Notes from the discussion:

  • AI to power hyperlocal news expansion. Philadelphia has a massive population in the suburbs surrounding the city. The Inquirer is building a network of hyperlocal newsletters covering suburbs by using an in-house tool called Scribe that monitors school board meetings, flags noteworthy moments and surfaces leads for reporters (the human kind). The plan is to grow from four newsletters to 14 by the end of the year and over 30 in 2027. 

  • Adopt B2B moves. The Inquirer has launched a branded content studio that’s produced its “Changemaker” series, which is sponsored profiles of Philadelpia business leaders. It’s similar to how B2B media often run awards and honorifics – with added similarities to DC-based corporate social responsibility advertising. 

  • Useful, revealing and responsive. Local news is a utility. It needs to be useful to people’s everyday lives. The Inquirers’s content strategy was overhauled to de-emphasize  the “enterprise to nowhere” stories that were expensive to produce and often failed to have much impact. Now, stories are evaluated against three pillars: useful, revealing, responsive. A useful story: best dive bars. A revealing story: a cop bar with DUIs that are covered up. Responsive: mass-transit outages. 

  • Expanding the TAM. Philadelphia has a population of 1.5 million, down from a peak of 2 million in 1950. The surrounding suburbs that make up the Delaware Valley have 6.5 million people. South Jersey is a big opportunity. It is closer to Philadelphia culturally (translation: they root for the Eagles) and without many strong news outlets. The Inquirer has beefed up its Trenton presence. Lisa said another region is to come, which I suspect is Delaware. 

My working assumption of the AI-and-jobs debate is that companies will take a “burn the boats” approach, cut a bunch of jobs and force the Left Behind to fully embrace using these technologies to do more with far less. That will prove in sufficient, more will be hired back and then the economy will go into a tailspin and more layoffs will ensue.

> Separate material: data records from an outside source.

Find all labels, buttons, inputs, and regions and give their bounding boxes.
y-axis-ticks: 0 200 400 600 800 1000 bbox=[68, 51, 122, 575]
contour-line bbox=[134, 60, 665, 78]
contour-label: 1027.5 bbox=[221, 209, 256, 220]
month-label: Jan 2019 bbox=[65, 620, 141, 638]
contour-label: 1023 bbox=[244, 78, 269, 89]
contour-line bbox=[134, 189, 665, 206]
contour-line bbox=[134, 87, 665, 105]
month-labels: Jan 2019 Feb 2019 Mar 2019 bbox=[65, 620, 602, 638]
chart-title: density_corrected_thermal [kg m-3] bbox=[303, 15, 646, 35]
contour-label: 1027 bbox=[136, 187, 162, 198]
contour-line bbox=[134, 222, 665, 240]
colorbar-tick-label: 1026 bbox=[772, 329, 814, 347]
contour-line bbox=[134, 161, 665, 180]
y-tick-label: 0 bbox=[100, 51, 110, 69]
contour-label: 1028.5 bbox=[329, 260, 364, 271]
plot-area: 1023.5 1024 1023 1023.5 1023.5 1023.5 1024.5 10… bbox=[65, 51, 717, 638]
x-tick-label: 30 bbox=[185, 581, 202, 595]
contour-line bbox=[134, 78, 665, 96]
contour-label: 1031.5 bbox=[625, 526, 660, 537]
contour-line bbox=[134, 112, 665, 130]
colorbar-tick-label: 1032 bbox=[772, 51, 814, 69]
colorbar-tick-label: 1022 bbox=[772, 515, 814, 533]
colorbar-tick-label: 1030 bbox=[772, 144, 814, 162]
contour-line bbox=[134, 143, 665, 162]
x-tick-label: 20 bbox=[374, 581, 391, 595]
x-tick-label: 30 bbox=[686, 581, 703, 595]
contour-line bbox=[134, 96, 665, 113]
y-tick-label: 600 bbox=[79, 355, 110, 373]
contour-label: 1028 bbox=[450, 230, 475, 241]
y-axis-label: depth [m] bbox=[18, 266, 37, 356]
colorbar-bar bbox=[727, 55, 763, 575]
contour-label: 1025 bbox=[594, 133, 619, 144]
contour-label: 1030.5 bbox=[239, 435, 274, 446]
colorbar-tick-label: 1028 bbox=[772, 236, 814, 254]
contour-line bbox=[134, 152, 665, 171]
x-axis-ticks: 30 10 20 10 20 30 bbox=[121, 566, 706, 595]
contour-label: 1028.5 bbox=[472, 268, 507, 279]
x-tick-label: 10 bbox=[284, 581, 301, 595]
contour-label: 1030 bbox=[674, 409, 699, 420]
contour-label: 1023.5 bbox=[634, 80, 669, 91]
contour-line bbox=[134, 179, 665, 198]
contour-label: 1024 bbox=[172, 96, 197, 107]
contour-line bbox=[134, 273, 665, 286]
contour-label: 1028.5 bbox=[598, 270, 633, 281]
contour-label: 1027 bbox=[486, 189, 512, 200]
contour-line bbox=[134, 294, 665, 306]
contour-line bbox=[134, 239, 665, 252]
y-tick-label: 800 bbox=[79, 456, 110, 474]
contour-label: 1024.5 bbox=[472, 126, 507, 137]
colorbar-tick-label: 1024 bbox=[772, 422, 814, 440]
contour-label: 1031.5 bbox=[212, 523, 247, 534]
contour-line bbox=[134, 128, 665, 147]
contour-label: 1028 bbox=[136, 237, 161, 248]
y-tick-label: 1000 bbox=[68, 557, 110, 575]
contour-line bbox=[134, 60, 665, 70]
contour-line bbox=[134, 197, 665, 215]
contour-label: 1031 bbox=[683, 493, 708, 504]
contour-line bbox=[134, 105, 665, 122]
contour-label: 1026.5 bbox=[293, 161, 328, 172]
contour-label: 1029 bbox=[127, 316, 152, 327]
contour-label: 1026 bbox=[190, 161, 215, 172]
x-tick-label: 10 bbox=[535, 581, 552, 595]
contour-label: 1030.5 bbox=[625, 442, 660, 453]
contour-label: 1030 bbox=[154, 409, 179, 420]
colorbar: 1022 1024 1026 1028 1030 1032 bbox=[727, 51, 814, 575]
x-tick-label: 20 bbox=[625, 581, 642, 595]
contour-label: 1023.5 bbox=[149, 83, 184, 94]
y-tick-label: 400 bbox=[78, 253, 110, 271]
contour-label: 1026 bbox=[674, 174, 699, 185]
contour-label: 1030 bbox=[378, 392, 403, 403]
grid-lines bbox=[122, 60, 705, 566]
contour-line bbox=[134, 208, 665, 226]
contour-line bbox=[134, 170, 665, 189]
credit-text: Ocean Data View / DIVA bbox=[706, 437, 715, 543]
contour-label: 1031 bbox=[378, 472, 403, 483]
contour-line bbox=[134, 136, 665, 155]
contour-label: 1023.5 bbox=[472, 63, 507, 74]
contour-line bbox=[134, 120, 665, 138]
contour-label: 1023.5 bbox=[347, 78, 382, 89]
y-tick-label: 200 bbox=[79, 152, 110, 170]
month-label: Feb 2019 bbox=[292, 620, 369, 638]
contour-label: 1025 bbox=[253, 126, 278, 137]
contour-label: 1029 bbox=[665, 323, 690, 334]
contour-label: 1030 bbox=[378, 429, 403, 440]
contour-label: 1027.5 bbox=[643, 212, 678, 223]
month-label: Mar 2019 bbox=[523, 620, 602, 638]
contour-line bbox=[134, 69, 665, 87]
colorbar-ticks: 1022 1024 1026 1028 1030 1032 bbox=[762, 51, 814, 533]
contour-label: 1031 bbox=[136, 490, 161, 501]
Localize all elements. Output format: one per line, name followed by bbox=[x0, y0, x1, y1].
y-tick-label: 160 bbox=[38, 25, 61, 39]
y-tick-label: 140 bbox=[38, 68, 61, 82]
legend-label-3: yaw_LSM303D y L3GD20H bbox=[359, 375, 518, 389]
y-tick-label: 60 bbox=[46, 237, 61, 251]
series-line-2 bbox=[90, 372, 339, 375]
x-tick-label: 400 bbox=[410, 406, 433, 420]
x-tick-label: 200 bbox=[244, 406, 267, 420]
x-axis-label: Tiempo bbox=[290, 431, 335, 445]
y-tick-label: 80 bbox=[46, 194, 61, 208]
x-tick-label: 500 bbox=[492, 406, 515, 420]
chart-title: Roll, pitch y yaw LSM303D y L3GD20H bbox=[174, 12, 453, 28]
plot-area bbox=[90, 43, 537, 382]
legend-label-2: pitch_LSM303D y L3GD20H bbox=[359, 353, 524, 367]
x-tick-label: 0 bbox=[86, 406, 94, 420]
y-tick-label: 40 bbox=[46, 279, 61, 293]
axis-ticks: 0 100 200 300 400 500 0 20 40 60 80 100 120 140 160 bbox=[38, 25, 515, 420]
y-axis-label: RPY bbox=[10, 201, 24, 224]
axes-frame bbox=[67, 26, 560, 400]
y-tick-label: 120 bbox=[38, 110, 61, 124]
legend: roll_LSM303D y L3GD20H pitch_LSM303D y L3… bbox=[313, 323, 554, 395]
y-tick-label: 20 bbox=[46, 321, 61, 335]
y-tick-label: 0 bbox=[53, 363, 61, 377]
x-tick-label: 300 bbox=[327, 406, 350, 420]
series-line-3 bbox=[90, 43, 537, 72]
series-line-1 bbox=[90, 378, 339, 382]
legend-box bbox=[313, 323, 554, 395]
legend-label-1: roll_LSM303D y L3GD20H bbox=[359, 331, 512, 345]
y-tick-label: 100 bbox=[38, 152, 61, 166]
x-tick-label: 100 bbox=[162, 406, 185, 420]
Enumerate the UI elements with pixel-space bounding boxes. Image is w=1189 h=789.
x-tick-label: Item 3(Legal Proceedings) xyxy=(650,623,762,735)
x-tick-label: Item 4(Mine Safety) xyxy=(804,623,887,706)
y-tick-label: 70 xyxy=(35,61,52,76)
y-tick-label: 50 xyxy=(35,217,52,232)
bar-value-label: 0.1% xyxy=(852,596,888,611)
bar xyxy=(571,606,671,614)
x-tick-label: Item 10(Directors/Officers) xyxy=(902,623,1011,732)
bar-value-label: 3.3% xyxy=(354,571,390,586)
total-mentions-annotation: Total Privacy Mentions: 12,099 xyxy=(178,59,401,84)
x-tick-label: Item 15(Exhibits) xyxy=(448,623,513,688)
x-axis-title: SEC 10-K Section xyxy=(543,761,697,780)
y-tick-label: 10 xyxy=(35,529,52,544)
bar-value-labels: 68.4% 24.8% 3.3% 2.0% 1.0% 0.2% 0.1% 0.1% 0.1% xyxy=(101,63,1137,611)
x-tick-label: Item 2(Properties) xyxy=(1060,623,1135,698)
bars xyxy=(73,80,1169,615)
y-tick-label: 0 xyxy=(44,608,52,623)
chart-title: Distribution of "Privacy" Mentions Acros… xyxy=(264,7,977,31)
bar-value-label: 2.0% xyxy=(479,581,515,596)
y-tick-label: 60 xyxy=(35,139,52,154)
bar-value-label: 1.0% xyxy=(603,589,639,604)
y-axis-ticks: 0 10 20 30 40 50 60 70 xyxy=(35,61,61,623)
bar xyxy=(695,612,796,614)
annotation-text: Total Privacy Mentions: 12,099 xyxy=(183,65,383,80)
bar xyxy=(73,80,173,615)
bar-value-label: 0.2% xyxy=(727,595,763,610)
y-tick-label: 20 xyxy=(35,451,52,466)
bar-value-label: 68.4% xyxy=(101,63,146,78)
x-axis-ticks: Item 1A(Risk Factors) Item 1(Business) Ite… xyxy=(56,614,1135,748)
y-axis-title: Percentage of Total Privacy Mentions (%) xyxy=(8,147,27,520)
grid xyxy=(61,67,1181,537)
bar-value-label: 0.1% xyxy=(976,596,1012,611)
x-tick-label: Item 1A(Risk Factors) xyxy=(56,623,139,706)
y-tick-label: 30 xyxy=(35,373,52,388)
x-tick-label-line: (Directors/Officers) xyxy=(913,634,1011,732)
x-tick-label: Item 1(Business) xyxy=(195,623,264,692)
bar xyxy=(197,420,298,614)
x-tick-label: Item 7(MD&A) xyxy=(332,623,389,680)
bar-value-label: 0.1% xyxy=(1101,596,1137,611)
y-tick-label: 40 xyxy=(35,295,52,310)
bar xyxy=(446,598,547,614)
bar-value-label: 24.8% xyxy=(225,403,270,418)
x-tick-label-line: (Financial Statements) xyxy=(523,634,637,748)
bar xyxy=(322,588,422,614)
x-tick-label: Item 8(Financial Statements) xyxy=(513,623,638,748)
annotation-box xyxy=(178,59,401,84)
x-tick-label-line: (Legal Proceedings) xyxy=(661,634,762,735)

On this week’s episode, we discuss why we are still skeptical of AI doom scenarios and more.

  • I debuted my Tech Mount Rushmore, with slots for The Wizard (Dario Amodei), The Builder (Elon Musk), The Hustler (Travis Kalanick) and more. 

  • We also do show and tell with our vibe coding projects. Troy has tried to create a news aggregator, while I shamelessly tried to rip off CJ Gustafson’s CFO Tech Guide. 

  • AI continues to have a brand problem. One reason I added Steve Jobs in memorium to my Tech Mount Rushmore as The Product Marketer is he’d never have presented this tech as a job-killer at best and world ender at worst. This is first-principles thinking gone awry.

  • A Canadian billionaire bought a 27% stake in The Economist. More evidence that billionaires will always love to be in the media business for its cachet and access. The trick is to not try to meddle too much. No need to be a Jerry Jones. The Economist’s structure keeps that from happening.

  • Who lost BuzzFeed? The demise of BuzzFeed has been ongoing for years. For its many pivots, it never settled on a sustainable strategy. It had pieces of many growth areas – creators, the makings of a Substack-like news platform, commerce – but never properly executed.